The first Thursday in May is celebrated by cybersecurity experts as World Password Day. On that occasion, it is worth recalling some cautionary statistics.
“We all know that passwords are a problem. In our phishing campaigns, nine percent of users give up their name and password,” says David Picha, our sales manager.
Phishing is a social engineering technique that ethical hackers use as part of penetration testing to find out how much of a risk a company is to its own employees. Phishing involves sending email messages that look trustworthy and attempt to lure sensitive information from users, such as just access to computers or applications, or entice them to click on a potentially dangerous link. According to Integra’s statistics, on average 36% of people will click through a link without thinking.
Ethical hackers often pose as internal IT helpdesk staff in large companies, for example, and test employees’ vigilance over the phone. “We’re more than twice as successful over the phone as we are in a phishing test. People trust a made-up story without realising they don’t actually know who they’re talking to,” warns Picha.
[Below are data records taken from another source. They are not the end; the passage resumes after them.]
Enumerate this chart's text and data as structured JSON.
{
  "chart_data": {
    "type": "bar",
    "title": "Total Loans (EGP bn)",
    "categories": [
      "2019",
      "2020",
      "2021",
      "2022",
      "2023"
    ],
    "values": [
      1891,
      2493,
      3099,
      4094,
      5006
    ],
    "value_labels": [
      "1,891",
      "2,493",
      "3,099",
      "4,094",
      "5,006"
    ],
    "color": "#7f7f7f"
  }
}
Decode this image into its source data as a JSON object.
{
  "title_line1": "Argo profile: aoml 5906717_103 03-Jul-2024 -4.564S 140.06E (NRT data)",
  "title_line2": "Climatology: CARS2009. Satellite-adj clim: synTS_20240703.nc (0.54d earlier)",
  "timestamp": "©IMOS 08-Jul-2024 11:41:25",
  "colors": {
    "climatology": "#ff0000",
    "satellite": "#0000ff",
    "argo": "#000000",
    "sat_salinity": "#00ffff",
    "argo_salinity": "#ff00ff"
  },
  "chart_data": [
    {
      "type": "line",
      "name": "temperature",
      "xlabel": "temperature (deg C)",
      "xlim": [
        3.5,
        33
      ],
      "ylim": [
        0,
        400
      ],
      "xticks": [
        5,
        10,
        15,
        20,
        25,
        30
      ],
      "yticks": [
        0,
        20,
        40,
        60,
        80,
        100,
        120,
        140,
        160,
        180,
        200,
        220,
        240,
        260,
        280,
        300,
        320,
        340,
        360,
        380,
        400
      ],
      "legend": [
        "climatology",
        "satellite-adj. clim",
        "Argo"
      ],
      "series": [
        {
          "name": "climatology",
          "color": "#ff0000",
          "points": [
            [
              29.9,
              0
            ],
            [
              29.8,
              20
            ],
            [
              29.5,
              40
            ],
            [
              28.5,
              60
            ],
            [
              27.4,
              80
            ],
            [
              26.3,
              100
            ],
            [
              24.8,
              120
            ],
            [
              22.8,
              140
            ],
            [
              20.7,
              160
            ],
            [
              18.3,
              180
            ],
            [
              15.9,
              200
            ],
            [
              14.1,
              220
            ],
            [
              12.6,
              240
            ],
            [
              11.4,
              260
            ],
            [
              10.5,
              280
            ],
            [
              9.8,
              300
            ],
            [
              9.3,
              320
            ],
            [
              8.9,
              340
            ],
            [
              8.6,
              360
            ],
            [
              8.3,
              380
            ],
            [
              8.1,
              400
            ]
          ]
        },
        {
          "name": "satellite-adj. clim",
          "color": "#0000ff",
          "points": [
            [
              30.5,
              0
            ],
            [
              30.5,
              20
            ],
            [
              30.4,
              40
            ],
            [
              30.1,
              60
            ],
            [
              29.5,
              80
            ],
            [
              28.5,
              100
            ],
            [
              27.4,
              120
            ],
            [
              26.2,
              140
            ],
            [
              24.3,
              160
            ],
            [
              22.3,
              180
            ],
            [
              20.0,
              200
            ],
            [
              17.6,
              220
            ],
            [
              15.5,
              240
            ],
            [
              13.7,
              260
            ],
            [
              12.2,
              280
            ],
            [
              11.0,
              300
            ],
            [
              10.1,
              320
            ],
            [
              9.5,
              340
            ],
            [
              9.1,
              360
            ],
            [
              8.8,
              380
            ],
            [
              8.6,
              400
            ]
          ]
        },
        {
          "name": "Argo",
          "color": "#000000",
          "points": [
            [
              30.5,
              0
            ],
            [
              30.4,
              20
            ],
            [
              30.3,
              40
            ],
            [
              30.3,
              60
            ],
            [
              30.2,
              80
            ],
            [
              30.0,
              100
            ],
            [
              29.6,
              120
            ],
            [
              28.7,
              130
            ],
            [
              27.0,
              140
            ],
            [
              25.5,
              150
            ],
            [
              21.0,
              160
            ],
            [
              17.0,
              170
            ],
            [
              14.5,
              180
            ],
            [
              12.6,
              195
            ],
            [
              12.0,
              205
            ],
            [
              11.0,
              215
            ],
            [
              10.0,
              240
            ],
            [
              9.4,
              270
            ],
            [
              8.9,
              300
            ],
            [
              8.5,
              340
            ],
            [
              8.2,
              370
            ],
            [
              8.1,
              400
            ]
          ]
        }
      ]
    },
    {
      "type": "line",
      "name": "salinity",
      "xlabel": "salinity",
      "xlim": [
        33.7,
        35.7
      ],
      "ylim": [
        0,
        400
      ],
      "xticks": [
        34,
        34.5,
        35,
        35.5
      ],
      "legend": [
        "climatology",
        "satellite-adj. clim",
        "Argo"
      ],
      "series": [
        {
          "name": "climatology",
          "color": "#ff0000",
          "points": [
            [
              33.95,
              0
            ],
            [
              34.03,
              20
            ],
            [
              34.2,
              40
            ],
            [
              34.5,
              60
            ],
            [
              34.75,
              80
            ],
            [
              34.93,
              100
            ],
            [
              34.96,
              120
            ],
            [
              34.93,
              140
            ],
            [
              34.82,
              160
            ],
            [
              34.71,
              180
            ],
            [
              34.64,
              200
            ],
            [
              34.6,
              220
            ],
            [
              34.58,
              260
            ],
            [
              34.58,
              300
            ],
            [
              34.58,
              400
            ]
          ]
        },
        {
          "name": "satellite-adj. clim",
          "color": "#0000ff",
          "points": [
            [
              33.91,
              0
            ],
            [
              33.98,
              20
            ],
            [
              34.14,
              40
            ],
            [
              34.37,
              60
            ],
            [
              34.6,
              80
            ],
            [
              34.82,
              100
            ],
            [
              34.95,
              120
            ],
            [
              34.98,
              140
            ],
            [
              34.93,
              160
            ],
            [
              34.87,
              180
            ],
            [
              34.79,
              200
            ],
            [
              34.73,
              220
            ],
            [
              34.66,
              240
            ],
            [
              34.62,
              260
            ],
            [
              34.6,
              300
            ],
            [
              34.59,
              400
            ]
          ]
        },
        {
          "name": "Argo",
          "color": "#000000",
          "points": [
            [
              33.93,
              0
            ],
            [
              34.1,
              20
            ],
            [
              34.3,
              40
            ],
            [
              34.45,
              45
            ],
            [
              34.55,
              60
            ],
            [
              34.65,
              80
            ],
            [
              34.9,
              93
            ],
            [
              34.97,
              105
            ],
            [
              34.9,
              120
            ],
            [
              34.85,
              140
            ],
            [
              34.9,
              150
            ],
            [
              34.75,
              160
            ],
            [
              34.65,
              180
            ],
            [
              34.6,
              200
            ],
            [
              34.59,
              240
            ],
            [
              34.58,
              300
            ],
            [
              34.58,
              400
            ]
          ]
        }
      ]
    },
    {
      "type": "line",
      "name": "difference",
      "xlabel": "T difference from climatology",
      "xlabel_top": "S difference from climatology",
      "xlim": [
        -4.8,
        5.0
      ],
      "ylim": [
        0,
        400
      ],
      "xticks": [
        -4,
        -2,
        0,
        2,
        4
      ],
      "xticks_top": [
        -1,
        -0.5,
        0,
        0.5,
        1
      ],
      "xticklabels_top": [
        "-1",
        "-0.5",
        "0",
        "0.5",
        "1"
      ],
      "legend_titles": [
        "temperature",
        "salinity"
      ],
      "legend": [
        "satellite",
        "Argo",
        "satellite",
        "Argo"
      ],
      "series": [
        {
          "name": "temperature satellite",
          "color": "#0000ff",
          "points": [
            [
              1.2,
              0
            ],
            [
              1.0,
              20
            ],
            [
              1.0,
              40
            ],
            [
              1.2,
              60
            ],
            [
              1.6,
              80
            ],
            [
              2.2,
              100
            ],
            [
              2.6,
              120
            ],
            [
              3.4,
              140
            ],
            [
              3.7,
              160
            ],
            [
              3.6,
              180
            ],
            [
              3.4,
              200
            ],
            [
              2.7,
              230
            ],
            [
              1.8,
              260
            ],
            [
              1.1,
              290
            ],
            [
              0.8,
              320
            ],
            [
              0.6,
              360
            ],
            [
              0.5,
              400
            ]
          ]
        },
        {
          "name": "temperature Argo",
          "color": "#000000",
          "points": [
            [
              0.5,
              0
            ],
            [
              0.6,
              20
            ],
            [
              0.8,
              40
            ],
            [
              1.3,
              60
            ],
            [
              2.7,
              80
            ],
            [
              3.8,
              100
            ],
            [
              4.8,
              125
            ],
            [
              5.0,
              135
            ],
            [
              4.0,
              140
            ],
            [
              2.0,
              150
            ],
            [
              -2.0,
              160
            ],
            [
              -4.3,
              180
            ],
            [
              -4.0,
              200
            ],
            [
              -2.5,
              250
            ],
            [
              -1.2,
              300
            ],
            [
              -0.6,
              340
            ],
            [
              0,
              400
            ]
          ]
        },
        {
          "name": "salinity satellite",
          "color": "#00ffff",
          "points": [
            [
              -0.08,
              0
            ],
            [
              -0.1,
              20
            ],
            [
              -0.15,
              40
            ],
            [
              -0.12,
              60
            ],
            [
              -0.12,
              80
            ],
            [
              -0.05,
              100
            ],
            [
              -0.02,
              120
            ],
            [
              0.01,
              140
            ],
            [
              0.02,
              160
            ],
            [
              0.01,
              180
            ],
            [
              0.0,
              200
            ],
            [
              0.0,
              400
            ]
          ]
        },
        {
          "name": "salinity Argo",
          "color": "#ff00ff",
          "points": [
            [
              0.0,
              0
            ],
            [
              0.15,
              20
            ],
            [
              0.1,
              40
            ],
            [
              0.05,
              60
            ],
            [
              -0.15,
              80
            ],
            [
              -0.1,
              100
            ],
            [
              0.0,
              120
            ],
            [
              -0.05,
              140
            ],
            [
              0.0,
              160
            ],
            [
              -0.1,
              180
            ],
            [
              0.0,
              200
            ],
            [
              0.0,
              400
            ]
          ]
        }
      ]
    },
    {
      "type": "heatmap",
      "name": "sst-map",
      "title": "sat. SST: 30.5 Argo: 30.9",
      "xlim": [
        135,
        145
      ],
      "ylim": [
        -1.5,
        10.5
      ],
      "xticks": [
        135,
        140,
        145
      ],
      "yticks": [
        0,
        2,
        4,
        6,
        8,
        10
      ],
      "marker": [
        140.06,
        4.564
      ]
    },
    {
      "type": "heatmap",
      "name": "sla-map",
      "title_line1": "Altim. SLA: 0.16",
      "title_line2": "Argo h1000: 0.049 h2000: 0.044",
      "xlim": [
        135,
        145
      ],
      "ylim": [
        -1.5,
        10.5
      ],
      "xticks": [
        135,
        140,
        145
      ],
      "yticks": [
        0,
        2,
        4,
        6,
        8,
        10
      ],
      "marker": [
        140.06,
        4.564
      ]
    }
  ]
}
Cybersecurity experts offer a number of cautionary facts, such as:
- 60% of people use the same password on multiple sites
- 47% of people admit to using passwords that are at least five years old
- 13% use the same password across all sites and devices they own
- 91% of people know they shouldn’t reuse their passwords, but 59% admit to doing it anyway
“Companies should teach employees to use a password manager and establish a zero-trust approach that assumes the employee will succumb to an attack,” recommends cybersecurity specialist David Picha. The zero-trust principle gives users access only with the necessary permissions and only for the necessary amount of time.
After obtaining the employee’s access credentials, the hacker tries to get as deep into the network as possible and, for example, use a ransomware attack to encrypt the data. We often simulate this type of attack (without encryption, of course) with a penetration test to determine its possible consequences. “Continuous education is an important part of prevention – once a year really isn’t enough,” concludes the expert.
Phishing is a technique for capturing sensitive data on the Internet. A phishing campaign costs in the order of tens of thousands of crowns, a full penetration test costs hundreds of thousands of crowns depending on the size of the company, but protects against multimillion-dollar damage.